The most truly unpleasant moment of the series thus far occurs in the Roadhouse, where we meet a rebellious young man inhaling cigarettes directly under a “No Smoking” sign. A woman from the next booth asks for a light, and he lures her in for the beginning stages of a sexual assault. The scene leaves us on a cliffhanger as to where this will lead, which is a bit of a questionable choice for this episodic format. The young man definitely follows in the footsteps of Frank Booth and Bobby Peru in the Lynch canon of evil perverts, and just as in Blue Velvet and Wild at Heart, it’s clear that the action is meant to be horrifying and in no way titillating. But the fact that the scene is left unresolved for another week (at least) leaves one feeling a bit queasy. The intriguing element here, though, is hidden in the end credits, which reveal this abhorrent young man’s name: Richard Horne.
The fifth part of Twin Peaks's return picks up the vague mystery threads heretofore established and begins weaving them into a Lynchian tapestry. The forward momentum is becoming clear, even as the big picture surprises us with unexpected connections. How is the Jones family intertwined with the South Dakota murder? What is the doppelganger’s endgame? And how does Garland Briggs figure into any of these mysteries, a quarter-century after his death? What will prove the final key to unlocking Cooper’s psyche? I feel we’re nearing the end of the entertainment value that can be wrung from his babbling state, and look forward to the grand payoff of having our favorite Special Agent back at last. At any rate, Kyle MacLachlan’s multi-role performance has already been a tour-de-force.

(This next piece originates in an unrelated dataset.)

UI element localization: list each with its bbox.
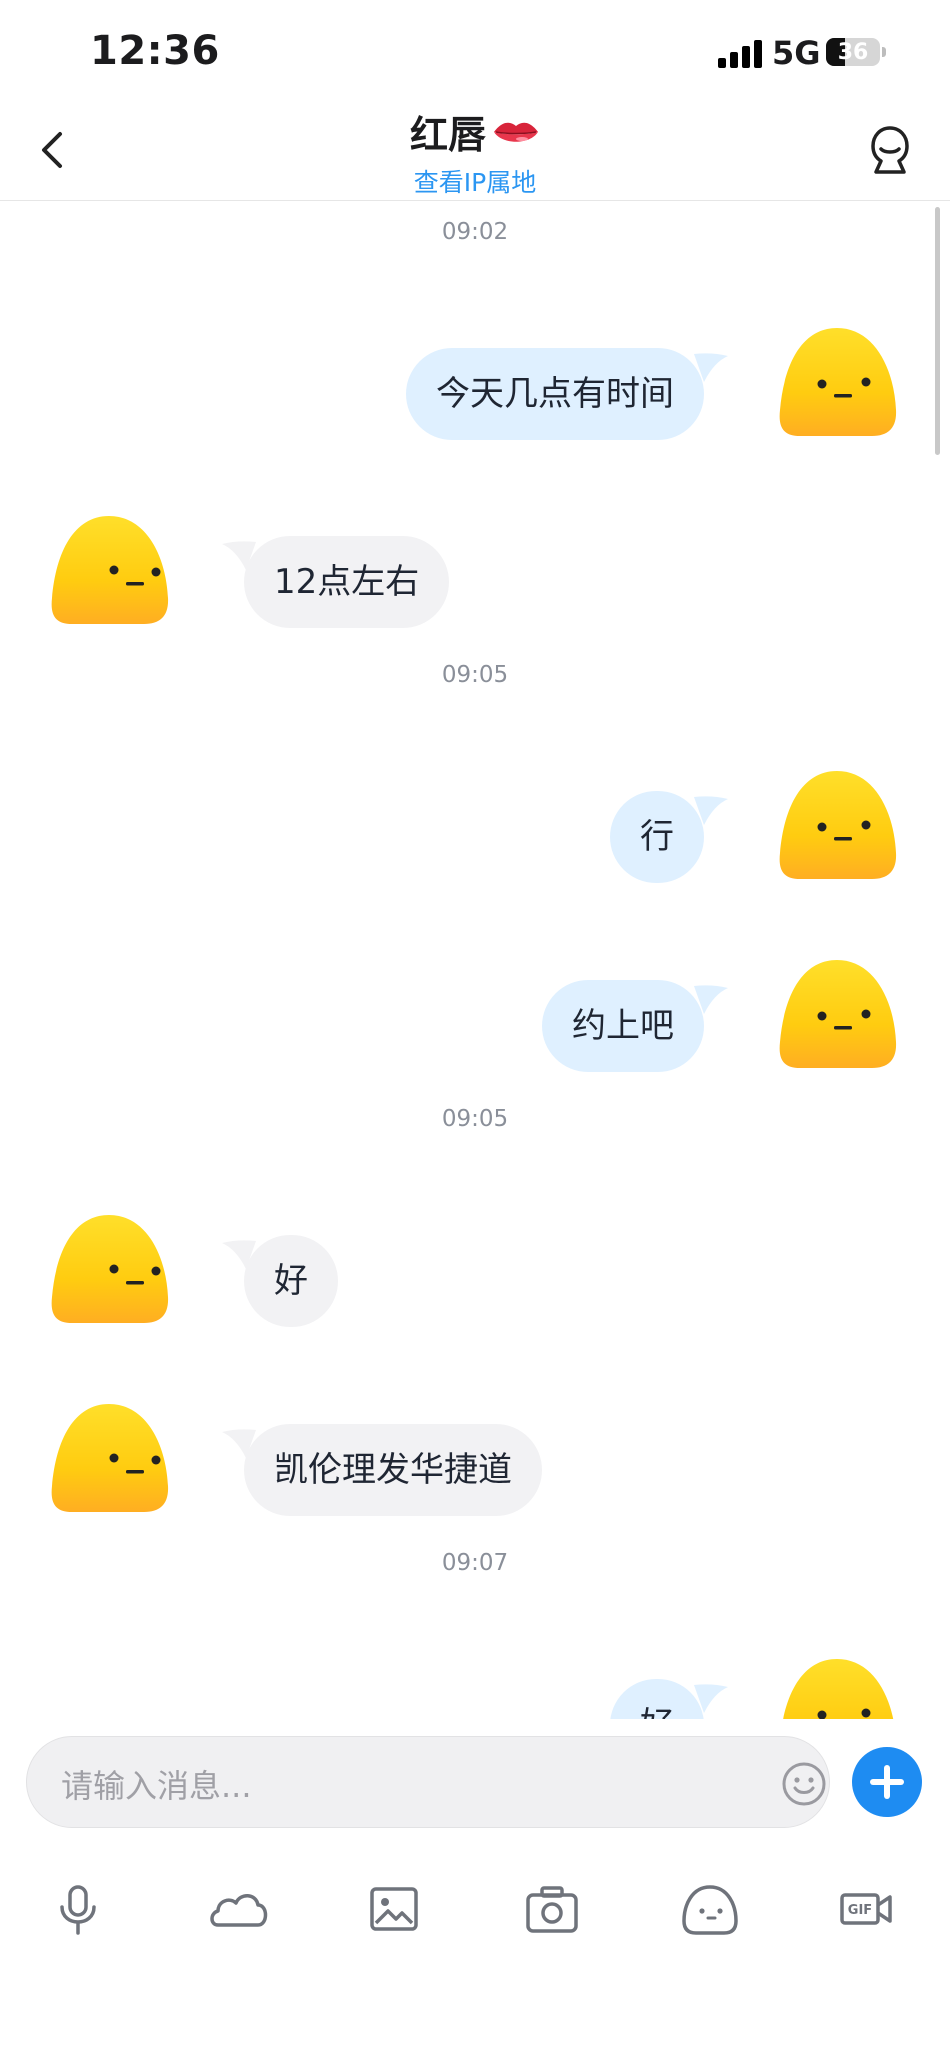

If Part 5 makes one thing clear from a filmmaking perspective, it’s that Lynch is working with a next-level cast of character actors. Naomi Watts continues to imbue Janey-E Jones with a deceptive amount of depth, Brett Gelman gets put through hell as a casino manager, and even seemingly incidental characters like Jane Adams’s Constance Talbot and Nafessa Williams’s Jade are graced with an amount of personality that defies their limited screentime. Entering here are even more heavy hitters, like Tom Sizemore as Dougie’s shady coworker, Robert Knepper and Jim Belushi as the Silver Mustang’s enforcers, Candy Clark as Mrs. Truman, and Amanda Seyfried as Becky, who alongside Get Out’s Caleb Landry Jones as Steven, is echoing the questionable life choices of young Shelly and Bobby. The most exciting addition here might be Ernie Hudson as the Air Force colonel following the trail of Garland Briggs.
The deceased actors of Twin Peaks are hovering around the margins of this new series, as everyone seeks them with a satisfyingly metatextual resonance. Catherine Coulson, Miguel Ferrer, Don S. Davis, and Frank Silva have already made their presence felt, be it physically or spiritually. The Log Lady instigated Hawk’s ongoing investigation, Albert is haunted by his past failings, Briggs manipulates the clues from the beyond, and Bob lingers in scenes that rival his original appearances for shuddering terror. All the while, Phillip Jeffries unexpectedly emerges as the “Big Bad” of the series. Dare we dream that David Bowie shot a scene before he died? I’m trying not to get my hopes up, but I am nonetheless delighted that his ghost casts such a long shadow here. Whatever happens, something unfathomable is afoot in Buenos Aires, while the pieces in play inch toward the town of Twin Peaks.